La sécurité du réseau ferré épinglée dans un rapport©Boursier.com

Boursier.com, publié le mercredi 21 août 2019 à 14h44

Un document "confidentiel" de l'Etablissement public de sécurité ferroviaire (EPSF) constate des cas récurrents d'anomalies constatées par la SNCF mais non traitées dans les délais réglementaires.

La ministre des Transports, Elisabeth Borne, s'est voulue rassurante mercredi au sujet de la sécurité du réseau ferré en France. 'Le Parisien' a révélé un rapport d'audit évoquant la persistance de problèmes de maintenance comparables à ceux ayant provoqué l'accident meurtrier de Brétigny-sur-Orge (Essonne), qui avait fait sept morts et des dizaines de blessés le 12 juillet 2013.

D'après le quotidien, un rapport "confidentiel" de l'Etablissement public de sécurité ferroviaire (EPSF) constate "un écart majeur sur le niveau de maîtrise du processus de maintenance de l'infrastructure" et relève des cas récurrents d'anomalies constatées par la SNCF mais non traitées dans les délais réglementaires.

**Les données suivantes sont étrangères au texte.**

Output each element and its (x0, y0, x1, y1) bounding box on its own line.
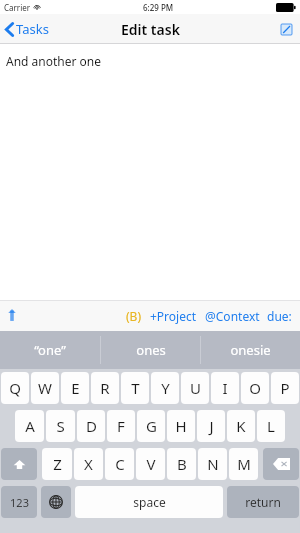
button[interactable]: Change keyboard (41, 486, 71, 518)
button[interactable]: L (257, 410, 285, 442)
staticText: Carrier (4, 2, 31, 13)
staticText: due: (267, 308, 292, 324)
staticText: M (237, 454, 251, 474)
staticText: J (209, 416, 214, 436)
button[interactable]: W (31, 372, 59, 404)
staticText: Edit task (121, 20, 180, 39)
staticText: Z (53, 454, 62, 474)
button[interactable]: S (46, 410, 75, 442)
button[interactable]: due: (264, 302, 295, 330)
button[interactable]: J (197, 410, 225, 442)
staticText: I (222, 378, 228, 398)
staticText: Tasks (16, 20, 49, 38)
staticText: X (84, 454, 93, 474)
button[interactable]: N (198, 448, 227, 480)
button[interactable]: Tasks (0, 16, 57, 42)
staticText: U (190, 378, 201, 398)
staticText: And another one (6, 53, 102, 69)
button[interactable]: V (136, 448, 165, 480)
staticText: “one” (34, 341, 66, 359)
staticText: @Context (205, 308, 260, 324)
staticText: P (280, 378, 290, 398)
staticText: R (100, 378, 110, 398)
staticText: E (71, 378, 80, 398)
button[interactable]: O (241, 372, 269, 404)
staticText: F (117, 416, 125, 436)
button[interactable]: ones (101, 331, 200, 369)
button[interactable]: Mark complete (273, 19, 300, 40)
button[interactable]: Priority (0, 303, 24, 328)
button[interactable]: P (271, 372, 299, 404)
button[interactable]: G (137, 410, 165, 442)
button[interactable]: H (167, 410, 195, 442)
button[interactable]: 123 (1, 486, 37, 518)
staticText: L (267, 416, 275, 436)
staticText: V (146, 454, 156, 474)
staticText: return (245, 494, 281, 510)
button[interactable]: R (91, 372, 119, 404)
button[interactable]: C (105, 448, 134, 480)
button[interactable]: Backspace (263, 448, 299, 480)
button[interactable]: U (181, 372, 209, 404)
staticText: S (56, 416, 65, 436)
staticText: G (146, 416, 157, 436)
button[interactable]: I (211, 372, 239, 404)
staticText: D (86, 416, 97, 436)
staticText: N (207, 454, 219, 474)
staticText: W (38, 378, 52, 398)
button[interactable]: X (74, 448, 103, 480)
staticText: H (175, 416, 187, 436)
button[interactable]: M (229, 448, 258, 480)
button[interactable]: Shift (1, 448, 37, 480)
staticText: K (236, 416, 246, 436)
staticText: space (133, 494, 166, 510)
staticText: +Project (150, 308, 197, 324)
button[interactable]: F (107, 410, 135, 442)
button[interactable]: @Context (201, 302, 264, 330)
staticText: A (25, 416, 35, 436)
staticText: C (115, 454, 125, 474)
staticText: Q (9, 378, 21, 398)
button[interactable]: (B) (122, 302, 146, 330)
button[interactable]: return (227, 486, 299, 518)
staticText: Y (161, 378, 170, 398)
staticText: O (249, 378, 261, 398)
staticText: (B) (126, 308, 142, 324)
staticText: T (131, 378, 140, 398)
button[interactable]: “one” (0, 331, 100, 369)
button[interactable]: +Project (146, 302, 201, 330)
button[interactable]: T (121, 372, 149, 404)
button[interactable]: K (227, 410, 255, 442)
staticText: 6:29 PM (143, 2, 174, 13)
button[interactable]: A (15, 410, 44, 442)
button[interactable]: Z (42, 448, 72, 480)
button[interactable]: B (167, 448, 196, 480)
staticText: 123 (10, 495, 29, 510)
button[interactable]: space (75, 486, 223, 518)
button[interactable]: E (61, 372, 89, 404)
staticText: ones (136, 341, 166, 359)
button[interactable]: Q (1, 372, 29, 404)
button[interactable]: D (77, 410, 105, 442)
staticText: B (177, 454, 187, 474)
button[interactable]: Y (151, 372, 179, 404)
staticText: onesie (230, 341, 271, 359)
button[interactable]: onesie (201, 331, 300, 369)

Anomalies de signalisation

Selon ce document d'une centaine de pages, rédigé à la suite d'une enquête menée entre fin avril et mai 2019, 413 anomalies de signalisations électriques ont été repérées par la SNCF et pouvaient avoir un impact sur la sécurité des circulations. Au total, "80, soit près de 20%, ont été traitées hors des délais réglementaires. Une trentaine n'était d'ailleurs toujours pas réparée lors du contrôle. Certaines affichaient même un an de retard !", écrit 'Le Parisien'.

Fils rongés par des rats, câbles défectueux... "On dirait que nous n'avons rien appris de l'accident de Denguin", s'agace un cadre de la SNCF interrogé par le journal. Il y a cinq ans, une collision entre un TER et un TGV avait fait une trentaine de blessés dans cette commune des Pyrénées-Atlantiques. Des fils électriques avaient été dénudés par des rongeurs...

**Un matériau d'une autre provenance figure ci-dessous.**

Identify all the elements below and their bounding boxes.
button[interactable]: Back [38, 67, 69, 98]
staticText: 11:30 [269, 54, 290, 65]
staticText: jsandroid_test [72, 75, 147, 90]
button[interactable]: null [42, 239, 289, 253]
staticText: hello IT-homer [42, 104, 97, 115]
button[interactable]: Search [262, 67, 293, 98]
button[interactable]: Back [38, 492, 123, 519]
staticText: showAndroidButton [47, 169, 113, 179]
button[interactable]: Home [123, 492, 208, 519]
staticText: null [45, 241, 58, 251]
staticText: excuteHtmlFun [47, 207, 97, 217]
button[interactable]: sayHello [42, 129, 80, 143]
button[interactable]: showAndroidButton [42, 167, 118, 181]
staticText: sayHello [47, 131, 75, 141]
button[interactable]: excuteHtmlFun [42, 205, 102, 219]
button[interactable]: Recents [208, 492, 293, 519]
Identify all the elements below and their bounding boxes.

"On va tous être vigilants"

"S'il y avait un problème de sécurité immédiat, l'EPSF aurait arrêté un équipement, arrêté une circulation", a estimé Elisabeth Borne sur RTL. "Mais évidemment on va tous être vigilants (...) à ce que les correctifs soient apportés à court terme, à moyen terme, que toutes ces insuffisances trouvent des réponses", a-t-elle déclaré.

La ministre des Transports - désormais également en charge de la Transition écologique et solidaire à la suite du départ de François de Rugy - a imputé cette situation à des "décennies de sous-investissements et de tout TGV".

Elle a souligné que la réforme ferroviaire, définitivement adoptée par le Parlement en juin 2018, prévoyait de porter les investissements pour le réseau à "3,6 milliards d'euros par an (soit) 50% de plus que ce qui se faisait au cours de la dernière décennie".